This Is AuburnElectronic Theses and Dissertations

Coupling GPS/INS and IMM Radar Tracking Algorithms for Precise Collaborative Ground Vehicle Navigation

Date

2018-12-07

Author

Selikoff, Joseph

Type of Degree

Master's Thesis

Department

Mechanical Engineering

Abstract

This thesis describes a method of collaborative ground vehicle navigation utilizing shared radar data to provide observations during periods of GPS degradation. Navigational errors that typically arise from degraded GPS signals can be reduced by providing relative observations between vehicles from an Interacting Multiple Model (IMM) radar tracking filter. Loosely coupled GPS/INS Extended Kalman Filters provide navigation solutions for each vehicle.

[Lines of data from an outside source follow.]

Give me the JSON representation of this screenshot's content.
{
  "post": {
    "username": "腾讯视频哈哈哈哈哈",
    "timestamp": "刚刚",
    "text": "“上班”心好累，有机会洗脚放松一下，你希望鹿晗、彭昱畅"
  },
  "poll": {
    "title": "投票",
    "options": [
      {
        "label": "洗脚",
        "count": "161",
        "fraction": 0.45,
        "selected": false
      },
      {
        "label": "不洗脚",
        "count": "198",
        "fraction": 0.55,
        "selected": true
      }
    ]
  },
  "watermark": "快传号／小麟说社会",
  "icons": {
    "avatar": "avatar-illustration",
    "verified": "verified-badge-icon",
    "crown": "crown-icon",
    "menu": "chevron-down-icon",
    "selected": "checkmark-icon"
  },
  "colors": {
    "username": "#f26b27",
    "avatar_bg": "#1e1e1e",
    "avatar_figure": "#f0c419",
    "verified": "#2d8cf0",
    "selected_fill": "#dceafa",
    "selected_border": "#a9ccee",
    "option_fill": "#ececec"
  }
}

When a vehicle experiences GPS outages, other vehicles provide external observations from the IMM tracking filter to correct the INS solution and bound error growth during the outage. The IMM tracking filter uses constant velocity, constant acceleration, and constant turn models in combination to generate a tracking solution. An evaluation of the performance of the proposed method is presented using both simulated and experimental data. The IMM tracking algorithm is implemented using range, range-rate, and azimuth data from a Delphi electronically scanning radar. Results show improved navigation performance when utilizing the relative observations during GPS outages. Specifically, the drift of the INS solution is bounded by the external measurements provided by the IMM tracking filter when GPS is unavailable. Results from both simulated and experimental data sets show that the system provides drastic improvements over standalone INS navigation, with up to a 94% decrease in error on position. These results demonstrate that the proposed combination of GPS/INS and Radar IMM algorithms constitute a feasible method of maintaing navigational accuracy during GPS outages.